Je citerai trois thèmes contemporains qu’il faut faire comprendre, même et surtout s’ils sont contre-intuitifs :
Le premier thème est celui de la forte croissance économique africaine. Longtemps, l’Europe a nié cette croissance : 5 % par an sur 20 ans et 2 points de plus que la croissance démographique. 5 %, c’est de la surchauffe. Beaucoup des désordres observés dans les économies africaines sont des effets d’une forte croissance et non d’une stagnation. L’Afrique a été préservée de la récession mondiale de 2008-2009 et de la récession européenne de 2011-2013. Chaque fois qu’on corrige les comptes nationaux, sous le contrôle du FMI, c’est à la hausse : +89 % au Nigéria en 2014, +40 % au Ghana, le Togo et Djibouti allant bientôt publier leurs chiffres.
Ce n’est pas le simple effet de la hausse des prix des matières minérales entre 1995 et 2015, l’économie africaine est en effet d’abord, et de très loin, une économie tertiaire et agricole. La croissance du continent, assez homogène si on exclut les zones de guerre, s’explique simplement par l’évolution des trois composantes de la fonction de production : le capital, le travail et la connaissance. Le capital par l’activation de l’épargne, la bancarisation et les moyens de paiement numériques ; le travail par la forte croissance des jeunes actifs et la connaissance par les progrès de l’alphabétisation et de la scolarisation.

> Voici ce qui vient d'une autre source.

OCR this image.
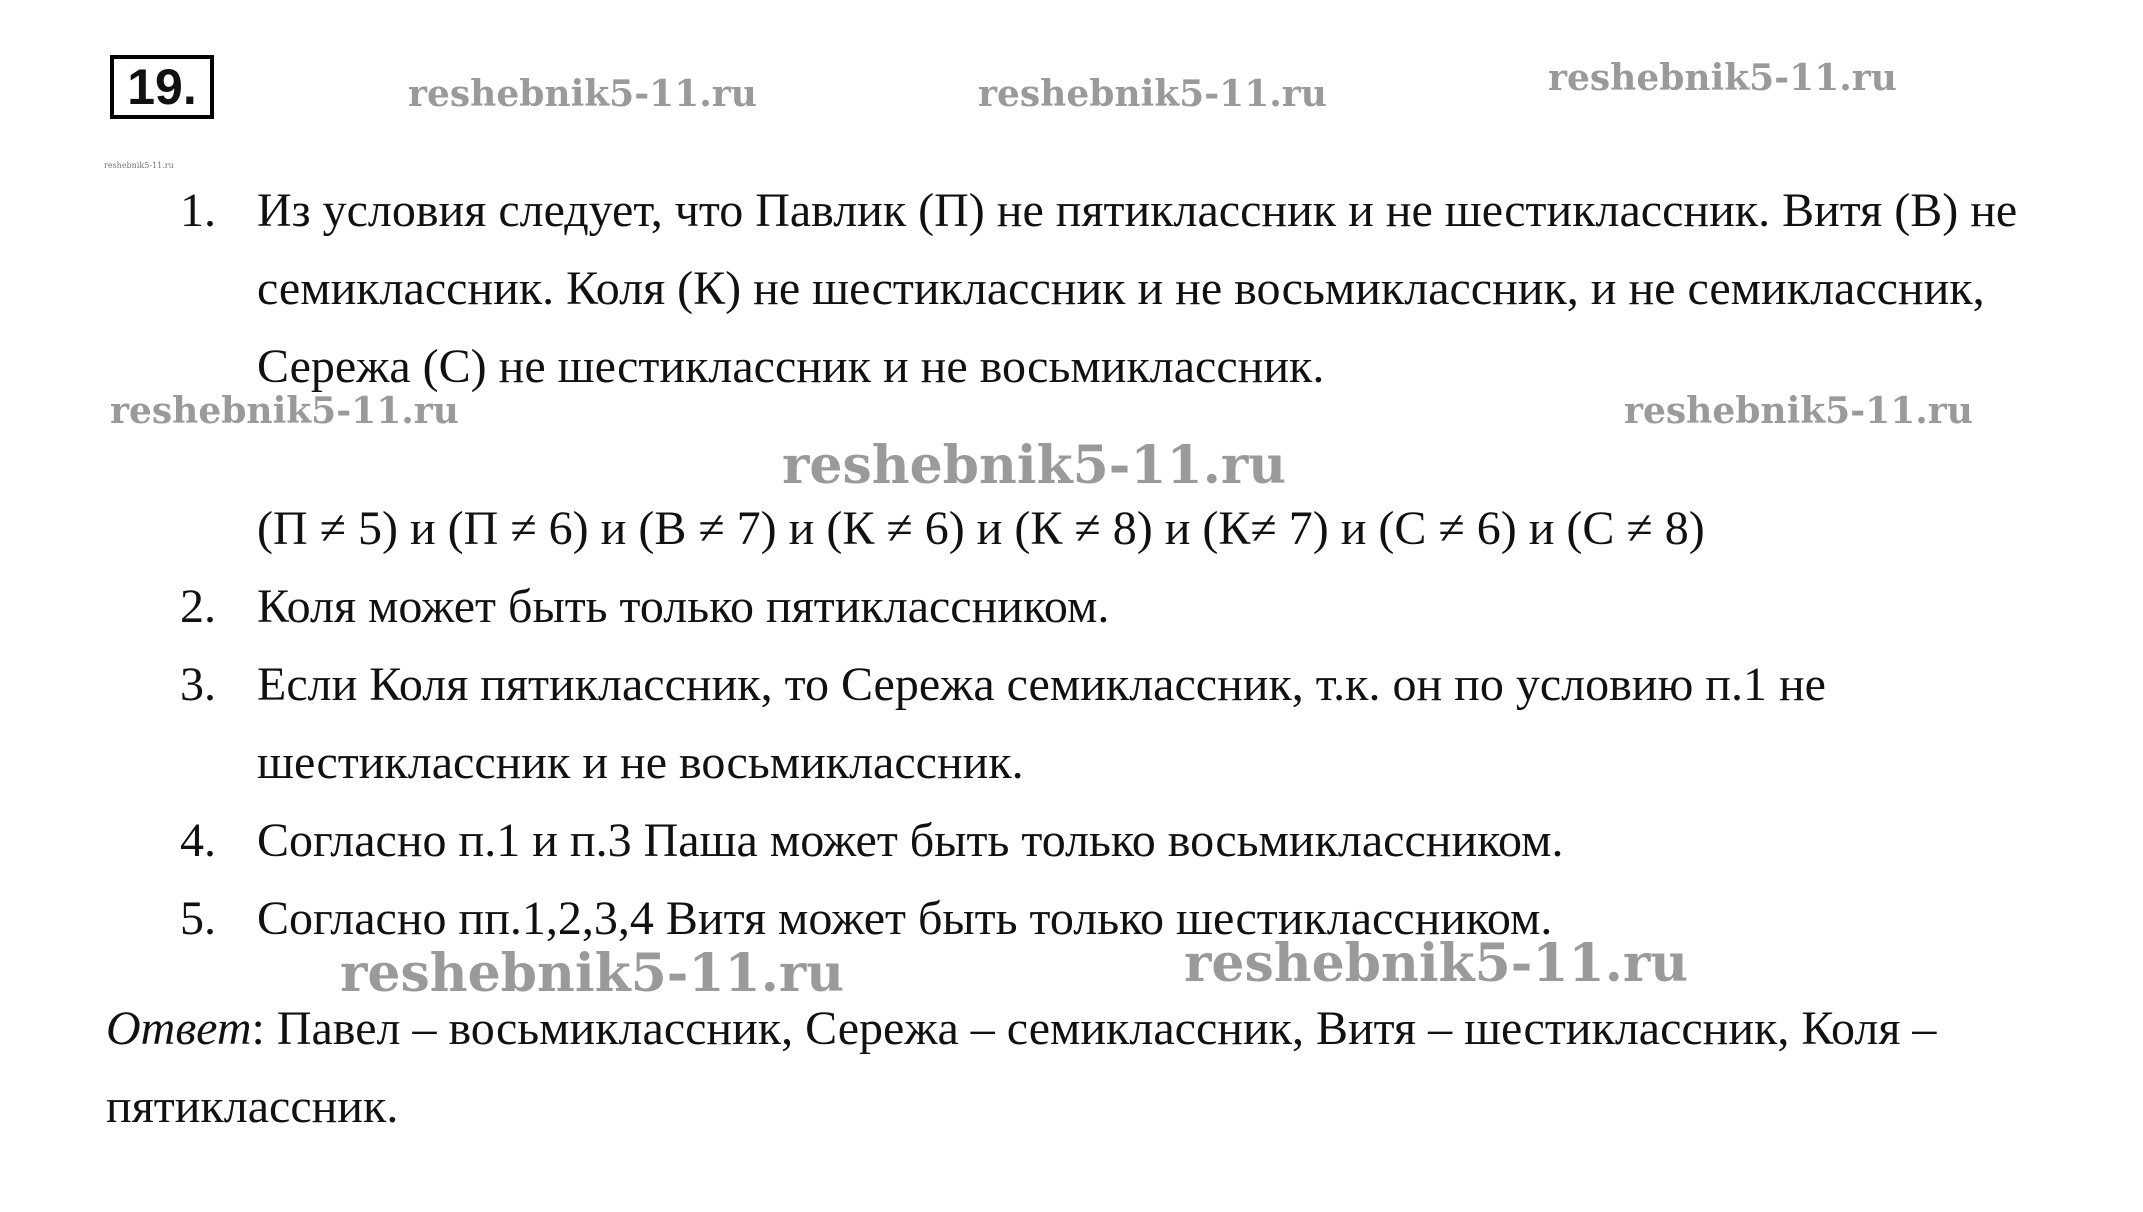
19.	reshebnik5-11.ru	reshebnik5-11.ru	reshebnik5-11.ru
reshebnik5-11.ru
reshebnik5-11.ru	reshebnik5-11.ru
reshebnik5-11.ru
reshebnik5-11.ru	reshebnik5-11.ru
1. Из условия следует, что Павлик (П) не пятиклассник и не шестиклассник. Витя (В) не семиклассник. Коля (К) не шестиклассник и не восьмиклассник, и не семиклассник, Сережа (С) не шестиклассник и не восьмиклассник.
(П ≠ 5) и (П ≠ 6) и (В ≠ 7) и (К ≠ 6) и (К ≠ 8) и (К≠ 7) и (С ≠ 6) и (С ≠ 8)
2. Коля может быть только пятиклассником.
3. Если Коля пятиклассник, то Сережа семиклассник, т.к. он по условию п.1 не шестиклассник и не восьмиклассник.
4. Согласно п.1 и п.3 Паша может быть только восьмиклассником.
5. Согласно пп.1,2,3,4 Витя может быть только шестиклассником.
Ответ: Павел – восьмиклассник, Сережа – семиклассник, Витя – шестиклассник, Коля – пятиклассник.
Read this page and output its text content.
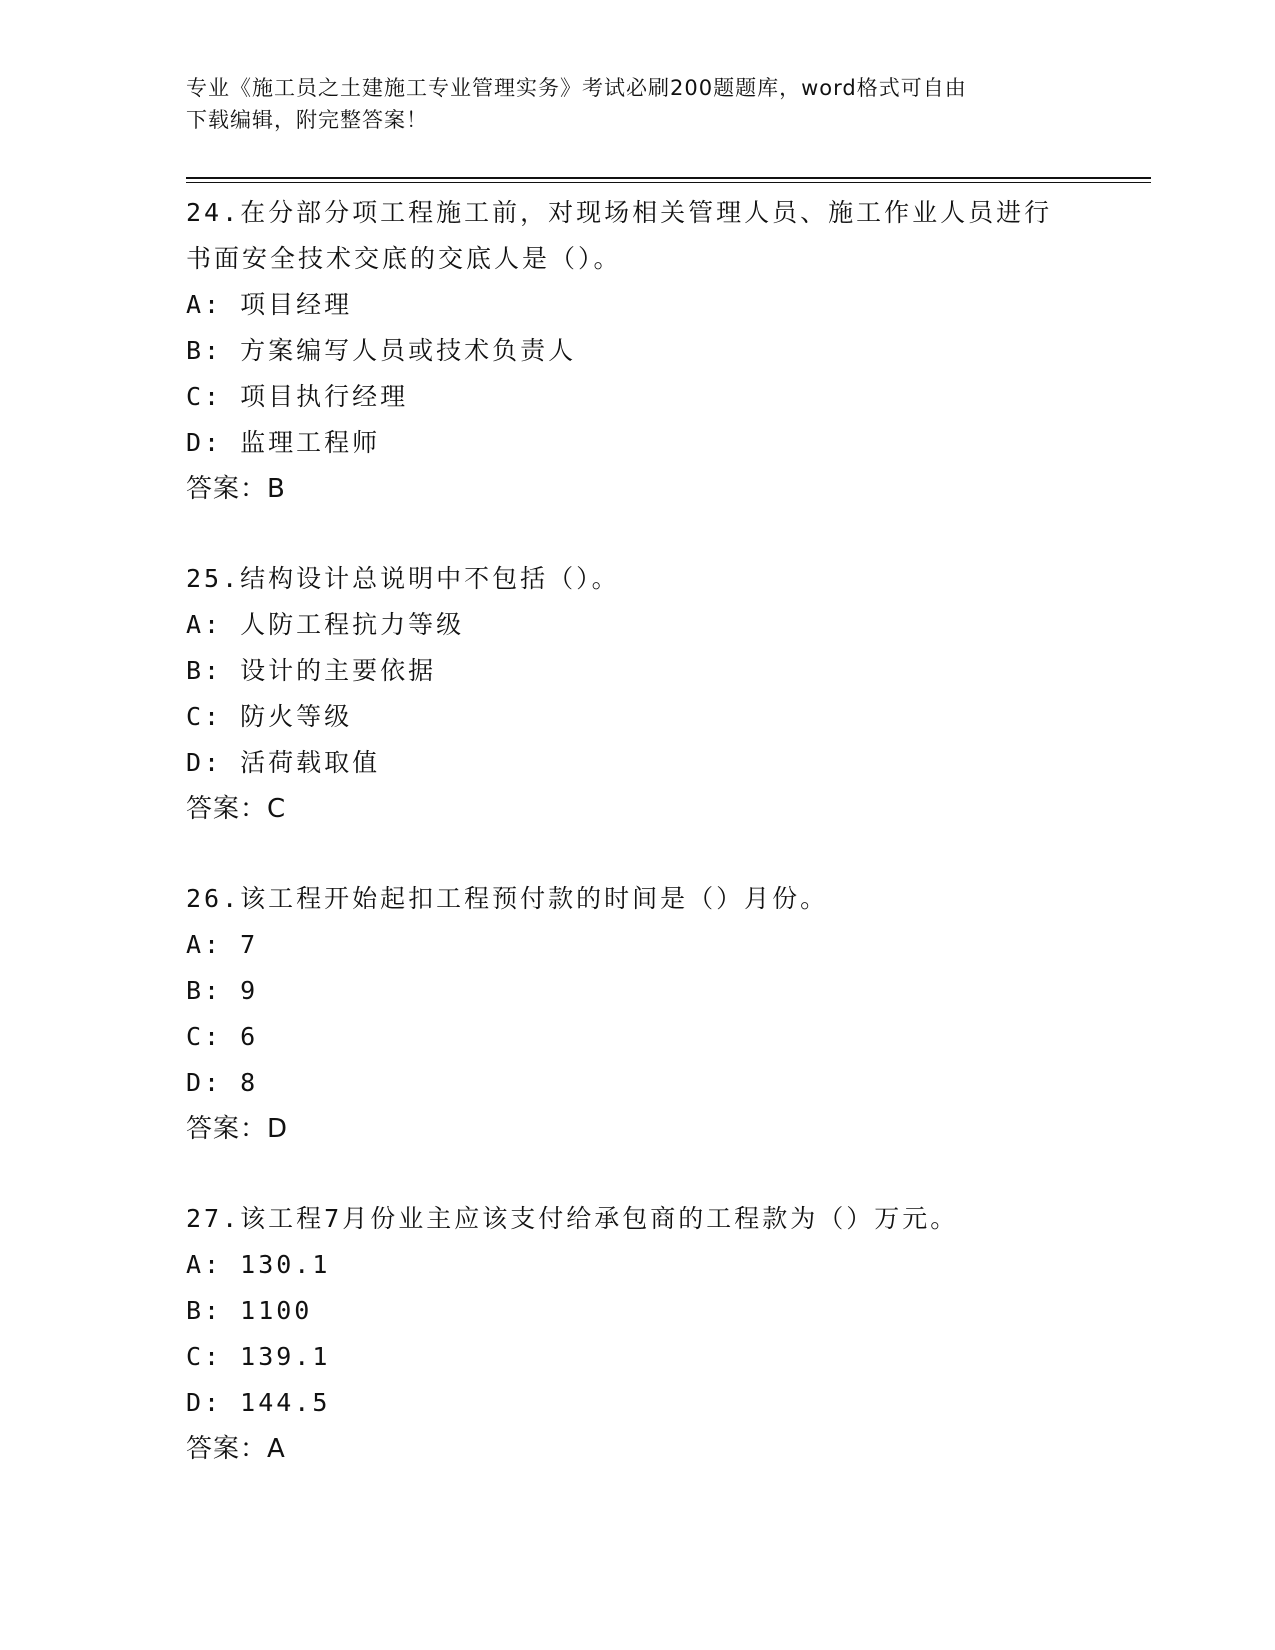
专业《施工员之土建施工专业管理实务》考试必刷200题题库，word格式可自由
下载编辑，附完整答案！
24.在分部分项工程施工前，对现场相关管理人员、施工作业人员进行
书面安全技术交底的交底人是（）。
A: 项目经理
B: 方案编写人员或技术负责人
C: 项目执行经理
D: 监理工程师
答案：B
25.结构设计总说明中不包括（）。
A: 人防工程抗力等级
B: 设计的主要依据
C: 防火等级
D: 活荷载取值
答案：C
26.该工程开始起扣工程预付款的时间是（）月份。
A: 7
B: 9
C: 6
D: 8
答案：D
27.该工程7月份业主应该支付给承包商的工程款为（）万元。
A: 130.1
B: 1100
C: 139.1
D: 144.5
答案：A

Le haut niveau d’épargne – plus de 20 % du PIB, complété par environ 4 % de retour d’épargne des migrants, 4 % de flux d’investissements étrangers et environ 4 % d’aide publique au développement – permet un niveau d’investissement de 25 % à 30 % du PIB, moins que les 40 % de la Chine mais plus que dans les pays de l’OCDE. Et ce à un moment où la demande d’exportations adressée à l’Afrique et les besoins d’importations progressaient en valeur de 20 % par an, au début des années 2000.
C’est comme cela que vous pouvez expliquer que le commerce entre l’Afrique et la France n’a jamais cessé de progresser et qu’elle ait cependant perdu continûment des parts de marché, surtout au profit des pays émergents, et principalement en Chine. La Chine, en effet, ne s’est pas trompée, ni sur la date du décollage, ni sur sa pente, ni sur sa durée. La France doit rompre avec le déni de croissance et cesser de moquer l’afro-optimisme. C’est d’ailleurs ce qu’a fait le président Macron en dix voyages et vingt-deux mois.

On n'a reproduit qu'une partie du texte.